Aberdeenshire Council has organised a meeting to discuss the future of fire-ravaged land in Macduff where a three-star hotel once stood.
The land – on Shore Street – has been vacant since the Highland Haven Hotel was demolished at Aberdeenshire Council’s expense earlier this month.
The fire had torn through the building shortly after midnight on October 19 and, as well as causing it to become structurally unsafe, forced the authority to close the main road through the coastal town to traffic.
Since then, local councillor Hamish Partridge has been calling on the council to ensure the site is not left to become an eye-sore to the people of Macduff.
He said last night: “I’m looking to sit down with various parties to find out where we go from here, to find a use for the site and how we can develop it.
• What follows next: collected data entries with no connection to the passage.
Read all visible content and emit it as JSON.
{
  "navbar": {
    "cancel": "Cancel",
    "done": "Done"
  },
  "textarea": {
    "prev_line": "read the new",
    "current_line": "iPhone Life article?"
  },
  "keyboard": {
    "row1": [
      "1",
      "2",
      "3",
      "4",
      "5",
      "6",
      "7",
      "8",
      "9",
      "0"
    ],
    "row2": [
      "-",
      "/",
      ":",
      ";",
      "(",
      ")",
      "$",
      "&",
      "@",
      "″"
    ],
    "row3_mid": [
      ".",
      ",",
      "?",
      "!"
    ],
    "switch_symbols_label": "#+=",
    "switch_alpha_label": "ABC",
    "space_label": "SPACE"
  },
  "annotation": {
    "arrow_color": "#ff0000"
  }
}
It cannot be left as another gap site.
“One of the suggestions I have put forward is that they explore – if the owner of the land is not going to develop this site – ways to take the site on.
“My own view is that we open this up to the public a little bit to get suggestions for what to do with it – some kind of consultation process. At the end of the day, it’s their town.
“It has to be a frontage of some sort. Personally, I would just like to see it being used.”
Privately owned, it had been revealed that its owner’s insurance would not have covered the costs of the demolition work, forcing the authority to foot the bill.
The Press and Journal has been unable to contact the owner of the hotel, but a spokeswoman for Aberdeenshire Council confirmed: “A meeting will take place in early January with local representatives to discuss the future of the site of the former Highland Haven Hotel.”
At a meeting of the full council last month, the authority’s infrastructure boss, Stephen Archer, told councillors that there were difficulties in making progress when the building was not in the ownership of the council and also warned about the financial challenges associated with taking on such buildings.